Fêtes et plaisirs: un XVIIIe siècle des mœurs
Le XVIIIe siècle a laissé l'image d'un siècle des plaisirs. Les plaisirs de la chair, bien entendu, que les libertins cultivent dans leurs alcôves. Mais aussi ceux de l'esprit, auxquels s'adonnent les salonniers toujours en quête du mot pour rire.
Le XVIIIe siècle cultive la politesse et la civilité avec passion. Elles distinguent l'honnête homme de la brute et le rendent digne du plus grand des plaisirs : celui de le fréquenter et de converser avec lui. Cet idéal de distinction et de civilisation des mœurs, issu de la culture des élites, traverse les Lumières toutes entières.
Les grandes fêtes sont le symbole de l'hédonisme des Lumières. Qu'il s'agisse de cérémoniaux d'Etat, comme les sacres et couronnements, de réjouissances plus mondaines voire de célébrations populaires, elles ont contribué à donner au XVIIIe siècle l'image d'un siècle des plaisirs. Elles sont médiatisés par des images, des articles, des poèmes et des récits illustrés qui les ancrent dans la durée et en diffusent la mémoire.
À bien des égards, le XVIIIe siècle apparaît comme celui de l’avènement d'une première société de consommation. La production en nombre dans les ateliers et les manufactures rend accessibles de nombreux produits, tandis qu'une élévation du niveau de vie général de la population agrandit leur clientèle potentielle. Dans le même temps, l'essor de la mode et des premières formes de publicité renouvellent le rapport aux objets.
Au XVIIe siècle, on appelle « libertins » les libres-penseurs, qui s'éloignent du magistère intellectuel de l'Église. Au XVIIIe siècle, ce sens persiste mais se double d'un nouveau. À côté du libertinage d'esprit, apanage de quelques intellectuels, se répand un libertinage de mœurs. Ces libertins d'un genre nouveau prennent leurs distances avec les cadres de la morale dominante de l'Église et de la société.

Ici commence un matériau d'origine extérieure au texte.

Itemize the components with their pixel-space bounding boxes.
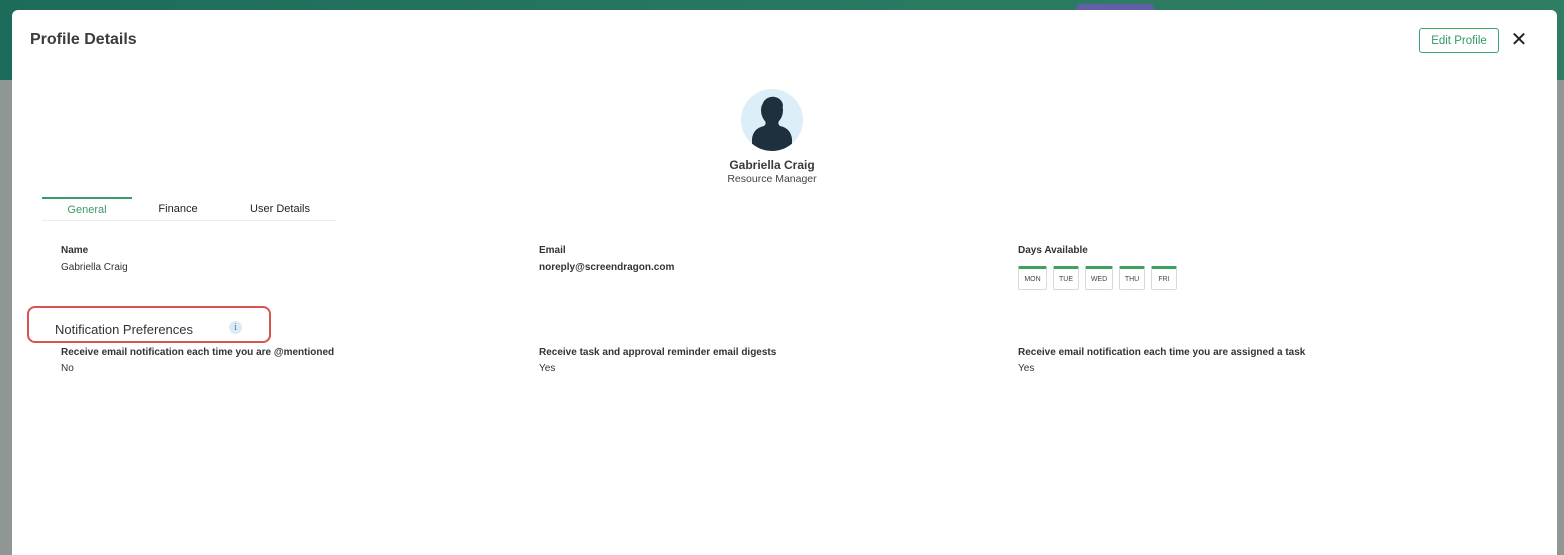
digest-pref-value: Yes xyxy=(539,363,556,374)
profile-tabs: General Finance User Details xyxy=(42,197,336,221)
day-badge-tue: TUE xyxy=(1053,266,1079,290)
day-badge-thu: THU xyxy=(1119,266,1145,290)
name-value: Gabriella Craig xyxy=(61,262,128,273)
tab-finance[interactable]: Finance xyxy=(144,197,212,221)
day-badge-wed: WED xyxy=(1085,266,1113,290)
name-label: Name xyxy=(61,245,89,256)
edit-profile-button[interactable]: Edit Profile xyxy=(1419,28,1499,53)
info-icon[interactable]: i xyxy=(229,321,242,334)
user-silhouette-icon xyxy=(752,96,792,151)
user-role: Resource Manager xyxy=(727,173,817,185)
tab-user-details[interactable]: User Details xyxy=(238,197,322,221)
email-label: Email xyxy=(539,245,566,256)
assigned-pref-value: Yes xyxy=(1018,363,1035,374)
notification-preferences-title: Notification Preferences xyxy=(55,322,194,337)
assigned-pref-label: Receive email notification each time you… xyxy=(1018,347,1306,358)
mentioned-pref-label: Receive email notification each time you… xyxy=(61,347,335,358)
modal-title: Profile Details xyxy=(30,31,137,48)
email-value: noreply@screendragon.com xyxy=(539,262,675,273)
days-available-label: Days Available xyxy=(1018,245,1088,256)
day-badge-mon: MON xyxy=(1018,266,1047,290)
days-available: MON TUE WED THU FRI xyxy=(1018,266,1177,290)
digest-pref-label: Receive task and approval reminder email… xyxy=(539,347,777,358)
profile-details-modal: Profile Details Edit Profile ✕ Gabriella… xyxy=(12,10,1557,555)
user-name: Gabriella Craig xyxy=(729,158,815,172)
day-badge-fri: FRI xyxy=(1151,266,1177,290)
mentioned-pref-value: No xyxy=(61,363,74,374)
tab-general[interactable]: General xyxy=(42,197,132,221)
avatar xyxy=(741,89,803,151)
close-icon[interactable]: ✕ xyxy=(1509,29,1529,51)
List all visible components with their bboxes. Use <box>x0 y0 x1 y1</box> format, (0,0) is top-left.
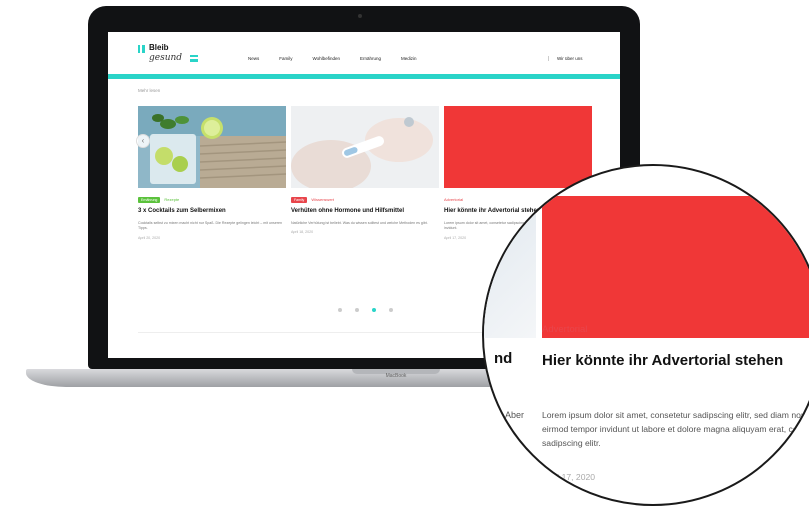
carousel-dots <box>338 308 393 312</box>
logo-mark-icon <box>138 45 145 53</box>
magnified-category-tag: Advertorial <box>542 324 588 335</box>
nav-item-medizin[interactable]: Medizin <box>401 56 417 61</box>
carousel-card[interactable]: Family Wissenswert Verhüten ohne Hormone… <box>291 106 439 234</box>
nav-item-wohlbefinden[interactable]: Wohlbefinden <box>313 56 340 61</box>
logo-sub: gesund <box>149 53 183 63</box>
menu-icon[interactable] <box>190 55 198 62</box>
card-title[interactable]: 3 x Cocktails zum Selbermixen <box>138 208 286 216</box>
card-title[interactable]: Verhüten ohne Hormone und Hilfsmittel <box>291 208 439 216</box>
category-tag[interactable]: Wissenswert <box>311 197 334 202</box>
section-title: Mehr lesen <box>138 88 161 93</box>
magnified-prev-title: nd <box>494 350 513 367</box>
card-date: April 18, 2020 <box>291 230 314 235</box>
carousel-dot[interactable] <box>338 308 342 312</box>
carousel-dot[interactable] <box>389 308 393 312</box>
site-header: Bleib gesund News Family Wohlbefinden Er… <box>108 32 620 79</box>
magnified-title: Hier könnte ihr Advertorial stehen <box>542 352 784 369</box>
category-badge[interactable]: Ernährung <box>138 196 161 203</box>
magnified-excerpt: Lorem ipsum dolor sit amet, consetetur s… <box>542 410 809 449</box>
logo-name: Bleib <box>149 43 169 52</box>
carousel-dot-active[interactable] <box>372 308 376 312</box>
card-date: April 20, 2020 <box>138 235 161 240</box>
magnifier-callout: nd t. Aber Advertorial Hier könnte ihr A… <box>482 164 809 506</box>
magnified-date: April 17, 2020 <box>542 472 596 482</box>
card-image-cocktail[interactable] <box>138 106 286 188</box>
carousel-card[interactable]: Ernährung Rezepte 3 x Cocktails zum Selb… <box>138 106 286 240</box>
header-accent-bar <box>108 74 620 79</box>
magnified-advertorial-image <box>542 196 809 338</box>
camera-icon <box>358 14 362 18</box>
site-logo[interactable]: Bleib gesund <box>138 42 204 68</box>
card-image-pill[interactable] <box>291 106 439 188</box>
magnified-prev-image <box>484 196 536 338</box>
magnified-prev-excerpt: t. Aber <box>498 410 525 420</box>
category-badge[interactable]: Family <box>291 196 308 203</box>
nav-item-ernaehrung[interactable]: Ernährung <box>360 56 381 61</box>
nav-item-family[interactable]: Family <box>279 56 292 61</box>
nav-item-news[interactable]: News <box>248 56 259 61</box>
carousel-prev-button[interactable]: ‹ <box>136 134 150 148</box>
card-excerpt: Natürliche Verhütung ist beliebt. Was du… <box>291 220 428 225</box>
category-tag[interactable]: Advertorial <box>444 197 463 202</box>
nav-item-about[interactable]: Wir über uns <box>548 56 583 61</box>
main-nav: News Family Wohlbefinden Ernährung Mediz… <box>248 56 416 61</box>
carousel-dot[interactable] <box>355 308 359 312</box>
card-excerpt: Cocktails selbst zu mixen macht nicht nu… <box>138 220 283 231</box>
category-tag[interactable]: Rezepte <box>164 197 179 202</box>
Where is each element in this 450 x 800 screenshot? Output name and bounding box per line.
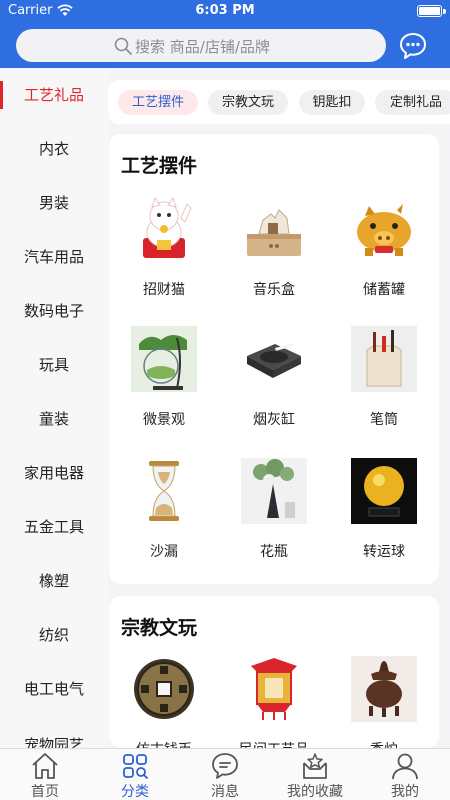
product-label: 民间工艺品	[219, 739, 329, 748]
crystal-ball-icon	[351, 458, 417, 524]
tab-favorites[interactable]: 我的收藏	[270, 749, 360, 800]
product-label: 花瓶	[260, 544, 288, 560]
search-icon	[114, 37, 132, 55]
category-sidebar: 工艺礼品 内衣 男装 汽车用品 数码电子 玩具 童装 家用电器 五金工具 橡塑 …	[0, 68, 108, 748]
tab-home[interactable]: 首页	[0, 749, 90, 800]
category-item-textile[interactable]: 纺织	[0, 608, 108, 662]
section-crafts-ornaments: 工艺摆件 招财猫 音乐盒 储蓄罐 微景观 烟灰缸 笔筒 沙漏 花瓶 转运球	[109, 134, 439, 584]
category-item-hardware[interactable]: 五金工具	[0, 500, 108, 554]
product-label: 仿古钱币	[109, 739, 219, 748]
home-icon	[32, 753, 58, 779]
category-item-auto[interactable]: 汽车用品	[0, 230, 108, 284]
product-item[interactable]: 音乐盒	[219, 196, 329, 306]
tab-category[interactable]: 分类	[90, 749, 180, 800]
user-icon	[392, 753, 418, 780]
incense-burner-icon	[351, 656, 417, 722]
vase-icon	[241, 458, 307, 524]
ashtray-icon	[247, 343, 301, 378]
tab-label: 首页	[31, 784, 59, 800]
section-religious-collectibles: 宗教文玩 仿古钱币 民间工艺品	[109, 596, 439, 748]
hourglass-icon	[149, 461, 179, 521]
product-label: 微景观	[143, 412, 185, 428]
chat-icon[interactable]	[398, 31, 428, 61]
product-label: 招财猫	[143, 282, 185, 298]
favorites-box-icon	[303, 753, 327, 779]
bottom-tab-bar: 首页 分类 消息 我的收藏 我的	[0, 748, 450, 800]
music-box-icon	[247, 209, 301, 256]
category-item-menswear[interactable]: 男装	[0, 176, 108, 230]
category-item-toys[interactable]: 玩具	[0, 338, 108, 392]
product-label: 香炉	[329, 739, 439, 748]
section-title: 宗教文玩	[121, 617, 198, 639]
product-item[interactable]: 沙漏	[109, 458, 219, 568]
product-label: 音乐盒	[253, 282, 295, 298]
category-item-kidswear[interactable]: 童装	[0, 392, 108, 446]
battery-icon	[417, 5, 442, 17]
product-label: 沙漏	[150, 544, 178, 560]
category-item-underwear[interactable]: 内衣	[0, 122, 108, 176]
product-item[interactable]: 仿古钱币	[109, 656, 219, 748]
active-indicator	[0, 81, 3, 109]
product-label: 笔筒	[370, 412, 398, 428]
tab-crafts-ornaments[interactable]: 工艺摆件	[118, 90, 198, 115]
category-item-crafts[interactable]: 工艺礼品	[0, 68, 108, 122]
search-placeholder: 搜索 商品/店铺/品牌	[135, 38, 270, 56]
piggy-bank-icon	[357, 204, 411, 256]
message-bubble-icon	[212, 753, 238, 779]
category-grid-icon	[123, 754, 148, 779]
ancient-coin-icon	[134, 659, 194, 719]
status-bar: Carrier 6:03 PM	[0, 0, 450, 22]
tab-label: 消息	[211, 784, 239, 800]
product-item[interactable]: 招财猫	[109, 196, 219, 306]
product-item[interactable]: 烟灰缸	[219, 326, 329, 436]
category-item-digital[interactable]: 数码电子	[0, 284, 108, 338]
tab-label: 我的收藏	[287, 784, 343, 800]
product-item[interactable]: 微景观	[109, 326, 219, 436]
category-item-electrical[interactable]: 电工电气	[0, 662, 108, 716]
product-item[interactable]: 花瓶	[219, 458, 329, 568]
app-header: Carrier 6:03 PM 搜索 商品/店铺/品牌	[0, 0, 450, 68]
tab-label: 我的	[391, 784, 419, 800]
tab-custom-gifts[interactable]: 定制礼品	[375, 90, 450, 115]
product-label: 烟灰缸	[253, 412, 295, 428]
product-item[interactable]: 民间工艺品	[219, 656, 329, 748]
subcategory-tabs: 工艺摆件 宗教文玩 钥匙扣 定制礼品	[108, 80, 450, 124]
tab-profile[interactable]: 我的	[360, 749, 450, 800]
category-item-pets-garden[interactable]: 宠物园艺	[0, 718, 108, 748]
product-item[interactable]: 转运球	[329, 458, 439, 568]
product-label: 转运球	[363, 544, 405, 560]
tab-religious-collectibles[interactable]: 宗教文玩	[208, 90, 288, 115]
pen-holder-icon	[351, 326, 417, 392]
product-item[interactable]: 储蓄罐	[329, 196, 439, 306]
tab-label: 分类	[121, 784, 149, 800]
tab-keychains[interactable]: 钥匙扣	[299, 90, 365, 115]
product-item[interactable]: 香炉	[329, 656, 439, 748]
lucky-cat-icon	[143, 196, 192, 258]
search-bar[interactable]: 搜索 商品/店铺/品牌	[16, 29, 386, 62]
tab-messages[interactable]: 消息	[180, 749, 270, 800]
product-label: 储蓄罐	[363, 282, 405, 298]
category-item-appliances[interactable]: 家用电器	[0, 446, 108, 500]
terrarium-icon	[131, 326, 197, 392]
section-title: 工艺摆件	[121, 155, 198, 177]
palace-lantern-icon	[251, 658, 297, 720]
status-time: 6:03 PM	[195, 3, 255, 18]
product-item[interactable]: 笔筒	[329, 326, 439, 436]
category-item-plastics[interactable]: 橡塑	[0, 554, 108, 608]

Avec l'essor du Grand tour, le XVIIIe siècle voit naître un nouveau genre de voyageur : le touriste. La bonne société se prend de passion pour les séjours à l'étranger, à la campagne ou pour aller prendre les eaux. C'est l'occasion de voir le monde, de parfaire sa culture, de rencontrer les élites locales. Parmi les destinations favorites, l'Italie se taille la part du lion, toujours auréolée qu'elle est de son prestige historique et artistique. Pour autant, les voyages d'étude et de découverte sont loin de disparaître et connaissent même un nouveau succès.
Le 4 juillet 1776, la Déclaration d'indépendance américaine affirme le droit des hommes à la « poursuite du bonheur ». Dans ce geste, s'exprime en réalité une révolution intellectuelle qui a travaillé tout le siècle. Traditionnellement, le but affirmé de la vie terrestre était la quête de la salvation éternelle et de la félicité céleste. Le bonheur des révolutionnaires américains est au contraire bien terrestre: il est fait de joies privées, de succès économiques et d'une certaine forme de liberté politique. Avec cette nouvelle conception, c'est un premier individualisme et une première sécularisation de la société qui triomphent.